Husband and I have been discussing getting a security system for our house.
Specifically, one with fur.
Specifically, one of these guys.
That, my friends, is a black German Shepherd Dog.
One of the reasons we adopted our first dog last year was that I needed a running buddy. Even running in broad daylight in busy neighborhoods, I was getting a little nervous. I hate even having to address the possibility of being attacked, but someone I knew in college had a close call, and that was enough for me. When we got our dog, my husband and I had conflicting work schedules, and I spent a lot of time alone, with poor cell phone service, without transportation, at our apartment. I wanted somebody else with me. Somebody with big sharp teeth.
We adopted what we were told was a lab-shepherd mix. Although I wouldn’t trade our Ella for a hundred other dogs, my big furry protector seems to have topped out at about forty pounds. And, as the kennel lady told us, “She loves everyone.”
(To her credit, she growls when she detects certain unsavory kinds of smoke in our neighborhood.)
She’s been a perfect first dog for us. Ella is loving, energetic, cuddly, smart, and incredibly stubborn – but small enough to manage while we try to remind her of her manners.

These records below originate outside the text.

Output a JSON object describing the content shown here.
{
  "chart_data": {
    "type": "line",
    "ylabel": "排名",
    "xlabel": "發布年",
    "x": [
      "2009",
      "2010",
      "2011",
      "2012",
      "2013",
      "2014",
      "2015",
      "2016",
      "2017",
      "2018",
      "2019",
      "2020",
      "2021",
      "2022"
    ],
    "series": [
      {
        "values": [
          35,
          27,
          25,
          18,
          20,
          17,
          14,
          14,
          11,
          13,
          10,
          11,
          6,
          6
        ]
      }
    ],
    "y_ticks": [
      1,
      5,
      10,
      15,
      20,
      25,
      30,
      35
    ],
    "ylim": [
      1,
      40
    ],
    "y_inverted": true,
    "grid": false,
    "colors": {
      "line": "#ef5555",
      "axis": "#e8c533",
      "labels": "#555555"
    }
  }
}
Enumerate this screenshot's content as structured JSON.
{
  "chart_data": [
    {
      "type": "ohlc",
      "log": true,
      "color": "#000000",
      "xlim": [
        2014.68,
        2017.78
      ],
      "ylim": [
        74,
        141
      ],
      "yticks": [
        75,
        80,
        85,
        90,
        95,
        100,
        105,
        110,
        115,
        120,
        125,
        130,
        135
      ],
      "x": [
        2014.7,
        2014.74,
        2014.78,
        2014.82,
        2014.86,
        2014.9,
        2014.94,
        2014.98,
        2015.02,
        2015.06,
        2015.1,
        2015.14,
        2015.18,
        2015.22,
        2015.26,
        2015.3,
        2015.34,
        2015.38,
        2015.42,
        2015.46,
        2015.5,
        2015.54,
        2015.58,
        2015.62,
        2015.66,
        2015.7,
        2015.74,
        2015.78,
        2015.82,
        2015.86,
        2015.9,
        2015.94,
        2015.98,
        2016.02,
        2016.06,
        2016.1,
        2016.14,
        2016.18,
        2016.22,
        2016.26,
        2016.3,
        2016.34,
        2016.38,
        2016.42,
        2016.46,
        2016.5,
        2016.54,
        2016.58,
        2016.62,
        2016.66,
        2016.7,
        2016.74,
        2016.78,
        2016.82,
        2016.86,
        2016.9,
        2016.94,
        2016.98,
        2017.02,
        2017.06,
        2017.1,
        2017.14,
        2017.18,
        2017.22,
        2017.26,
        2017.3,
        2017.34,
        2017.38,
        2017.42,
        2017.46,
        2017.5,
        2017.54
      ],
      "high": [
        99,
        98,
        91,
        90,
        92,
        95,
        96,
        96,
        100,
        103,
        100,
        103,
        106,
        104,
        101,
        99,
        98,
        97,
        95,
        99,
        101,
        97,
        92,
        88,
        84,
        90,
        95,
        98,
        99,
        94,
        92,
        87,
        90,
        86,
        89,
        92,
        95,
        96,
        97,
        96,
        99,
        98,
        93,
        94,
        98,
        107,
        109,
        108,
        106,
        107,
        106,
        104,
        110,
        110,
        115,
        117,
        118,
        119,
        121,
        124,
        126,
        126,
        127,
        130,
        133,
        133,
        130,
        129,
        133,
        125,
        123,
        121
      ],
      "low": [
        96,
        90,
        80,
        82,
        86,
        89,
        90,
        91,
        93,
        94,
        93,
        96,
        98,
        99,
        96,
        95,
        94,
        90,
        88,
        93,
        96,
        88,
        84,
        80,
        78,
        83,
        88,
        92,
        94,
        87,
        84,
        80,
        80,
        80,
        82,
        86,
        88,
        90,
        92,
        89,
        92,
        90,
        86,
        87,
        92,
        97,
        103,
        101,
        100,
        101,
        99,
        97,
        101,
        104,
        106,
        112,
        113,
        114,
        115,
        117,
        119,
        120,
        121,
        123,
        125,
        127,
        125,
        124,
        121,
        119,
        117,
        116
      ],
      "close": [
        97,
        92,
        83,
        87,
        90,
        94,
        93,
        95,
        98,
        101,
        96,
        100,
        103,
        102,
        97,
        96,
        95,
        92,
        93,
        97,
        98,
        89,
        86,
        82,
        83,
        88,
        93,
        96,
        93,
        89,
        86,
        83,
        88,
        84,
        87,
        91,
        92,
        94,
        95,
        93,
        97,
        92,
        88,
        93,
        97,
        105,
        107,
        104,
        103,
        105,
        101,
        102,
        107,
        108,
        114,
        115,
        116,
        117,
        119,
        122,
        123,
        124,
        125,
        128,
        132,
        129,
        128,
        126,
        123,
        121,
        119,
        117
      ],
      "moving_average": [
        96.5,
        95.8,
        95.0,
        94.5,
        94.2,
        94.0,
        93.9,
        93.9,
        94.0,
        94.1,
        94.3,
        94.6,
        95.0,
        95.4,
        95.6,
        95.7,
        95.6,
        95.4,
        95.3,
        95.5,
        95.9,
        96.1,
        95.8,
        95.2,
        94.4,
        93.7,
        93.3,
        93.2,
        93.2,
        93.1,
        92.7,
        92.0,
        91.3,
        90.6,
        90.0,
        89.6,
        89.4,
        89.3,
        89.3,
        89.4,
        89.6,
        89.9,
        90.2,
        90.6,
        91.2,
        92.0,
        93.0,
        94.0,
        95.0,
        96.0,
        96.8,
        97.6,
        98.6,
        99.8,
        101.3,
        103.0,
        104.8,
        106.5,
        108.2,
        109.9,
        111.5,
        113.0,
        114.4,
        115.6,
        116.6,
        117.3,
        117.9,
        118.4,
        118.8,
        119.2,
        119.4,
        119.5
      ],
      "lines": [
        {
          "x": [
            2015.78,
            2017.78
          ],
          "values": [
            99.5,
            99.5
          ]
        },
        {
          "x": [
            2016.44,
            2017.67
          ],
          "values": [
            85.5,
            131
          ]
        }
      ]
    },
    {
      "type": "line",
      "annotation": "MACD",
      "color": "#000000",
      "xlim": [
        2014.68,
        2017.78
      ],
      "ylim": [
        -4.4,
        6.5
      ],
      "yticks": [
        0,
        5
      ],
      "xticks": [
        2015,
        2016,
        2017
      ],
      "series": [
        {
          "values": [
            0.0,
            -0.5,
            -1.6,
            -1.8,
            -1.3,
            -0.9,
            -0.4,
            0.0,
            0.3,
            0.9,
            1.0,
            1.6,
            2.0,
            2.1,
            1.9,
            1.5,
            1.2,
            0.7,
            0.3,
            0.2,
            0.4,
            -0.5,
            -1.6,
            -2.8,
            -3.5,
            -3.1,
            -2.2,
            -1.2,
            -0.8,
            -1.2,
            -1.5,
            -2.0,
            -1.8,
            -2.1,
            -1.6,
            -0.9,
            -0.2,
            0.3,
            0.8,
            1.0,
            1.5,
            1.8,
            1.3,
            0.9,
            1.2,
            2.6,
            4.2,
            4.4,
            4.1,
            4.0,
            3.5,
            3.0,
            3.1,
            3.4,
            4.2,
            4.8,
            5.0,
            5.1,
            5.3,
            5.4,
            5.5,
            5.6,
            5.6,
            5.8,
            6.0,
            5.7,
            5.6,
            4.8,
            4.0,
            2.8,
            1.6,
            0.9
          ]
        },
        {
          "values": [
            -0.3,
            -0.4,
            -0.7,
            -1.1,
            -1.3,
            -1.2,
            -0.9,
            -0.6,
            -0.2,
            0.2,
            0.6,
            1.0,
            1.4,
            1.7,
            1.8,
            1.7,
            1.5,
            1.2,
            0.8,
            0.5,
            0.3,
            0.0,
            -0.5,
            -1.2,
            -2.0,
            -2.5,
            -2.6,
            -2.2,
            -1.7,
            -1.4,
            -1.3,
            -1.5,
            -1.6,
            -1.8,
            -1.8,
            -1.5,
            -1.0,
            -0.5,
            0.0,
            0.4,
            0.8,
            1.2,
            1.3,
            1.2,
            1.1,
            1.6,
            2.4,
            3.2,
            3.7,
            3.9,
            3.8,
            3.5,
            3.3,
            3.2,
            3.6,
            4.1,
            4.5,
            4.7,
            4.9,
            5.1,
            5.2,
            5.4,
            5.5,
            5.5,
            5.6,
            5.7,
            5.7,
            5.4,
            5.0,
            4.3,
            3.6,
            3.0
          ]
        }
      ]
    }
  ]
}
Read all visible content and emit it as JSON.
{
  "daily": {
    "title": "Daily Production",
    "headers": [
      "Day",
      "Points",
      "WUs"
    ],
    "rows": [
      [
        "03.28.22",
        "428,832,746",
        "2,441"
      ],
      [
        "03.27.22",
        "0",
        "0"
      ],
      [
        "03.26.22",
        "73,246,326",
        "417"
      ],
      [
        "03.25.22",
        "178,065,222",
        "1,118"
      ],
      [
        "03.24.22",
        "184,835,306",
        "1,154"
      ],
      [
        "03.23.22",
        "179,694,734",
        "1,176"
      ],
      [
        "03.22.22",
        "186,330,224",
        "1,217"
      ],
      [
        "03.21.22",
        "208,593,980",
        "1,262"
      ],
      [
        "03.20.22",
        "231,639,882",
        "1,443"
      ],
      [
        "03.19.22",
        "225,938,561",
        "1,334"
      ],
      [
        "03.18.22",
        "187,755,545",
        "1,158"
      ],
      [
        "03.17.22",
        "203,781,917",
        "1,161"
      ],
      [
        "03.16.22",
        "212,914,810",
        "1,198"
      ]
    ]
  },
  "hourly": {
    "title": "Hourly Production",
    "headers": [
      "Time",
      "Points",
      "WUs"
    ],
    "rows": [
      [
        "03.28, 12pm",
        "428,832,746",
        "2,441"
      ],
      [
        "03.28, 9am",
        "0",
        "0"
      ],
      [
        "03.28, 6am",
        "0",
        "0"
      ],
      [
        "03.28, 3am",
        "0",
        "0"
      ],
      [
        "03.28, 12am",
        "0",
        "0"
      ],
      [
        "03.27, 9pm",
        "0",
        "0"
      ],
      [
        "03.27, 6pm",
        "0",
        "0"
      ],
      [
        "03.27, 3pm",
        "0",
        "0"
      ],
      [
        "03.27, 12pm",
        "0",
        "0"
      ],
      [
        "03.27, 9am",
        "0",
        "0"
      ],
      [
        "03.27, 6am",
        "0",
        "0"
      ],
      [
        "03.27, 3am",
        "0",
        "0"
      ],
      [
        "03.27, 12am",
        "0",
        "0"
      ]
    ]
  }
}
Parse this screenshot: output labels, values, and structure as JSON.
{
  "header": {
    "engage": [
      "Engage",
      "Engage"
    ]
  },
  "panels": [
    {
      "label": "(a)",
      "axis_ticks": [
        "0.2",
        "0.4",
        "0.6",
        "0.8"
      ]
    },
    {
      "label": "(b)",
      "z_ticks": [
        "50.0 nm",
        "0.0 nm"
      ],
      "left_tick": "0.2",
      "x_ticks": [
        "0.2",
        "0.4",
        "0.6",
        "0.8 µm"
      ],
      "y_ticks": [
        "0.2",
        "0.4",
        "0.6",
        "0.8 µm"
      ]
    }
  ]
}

I try to stay out of the big-dog-small-kids controversy, because I have strong feelings about it based on . . . not a lot. I love dogs and I love kids and I would love knowing that my kids (who don’t exist at the present time, unless you count the dog, and I usually do, but that nomenclature just aggravates this issue – I digress) were safe. For some people, this means not putting their kids anywhere near large animals with teeth. For me, I think this means keeping the large animals with teeth on my side – on my kids’ side.
In high school, I knew someone who grew up with three Dobermans; he tells a story about the night a drunken man broke into their house and passed out on their couch. One dog watched the intruder; one woke the kids; one woke the parents. A former coworker of mine said that her parents had a lab when she was a baby. He would sleep by her crib and, when she cried at night, run frantically from her crib to her parents’ bed until someone got up to take care of her.
But there are a thousand counter-stories, and I’m operating on a huge bias and a wealth of personal problems. My parents own a border collie – although she’s not huge and she does herd children, I feel certain that she would give her life for me. She even herds our Ella away from danger – and chases away neighbor dogs who chase our car so we can arrive home in safety. This is the bias.
The main problem is that I have more trust issues when it comes to humans than to animals. My dog is a wonderful listener. She’s never tried to hurt me. I do think she detects what I’m feeling. Sometimes she’ll try to play with me, realized that I’m sad, and give up the game to curl up with me and lick the tears off my face. Every night, she either sleeps by the door, guarding us (she doesn’t know she’s little), or in her own little bed by our bed, which she scoots several inches closer to our bed every night.
We’ll tell you if we change our minds, but the plan for now is to start searching for a security system (GSD or otherwise) to adopt come summer, when husband is done with the school year. That is, if Ella will have it.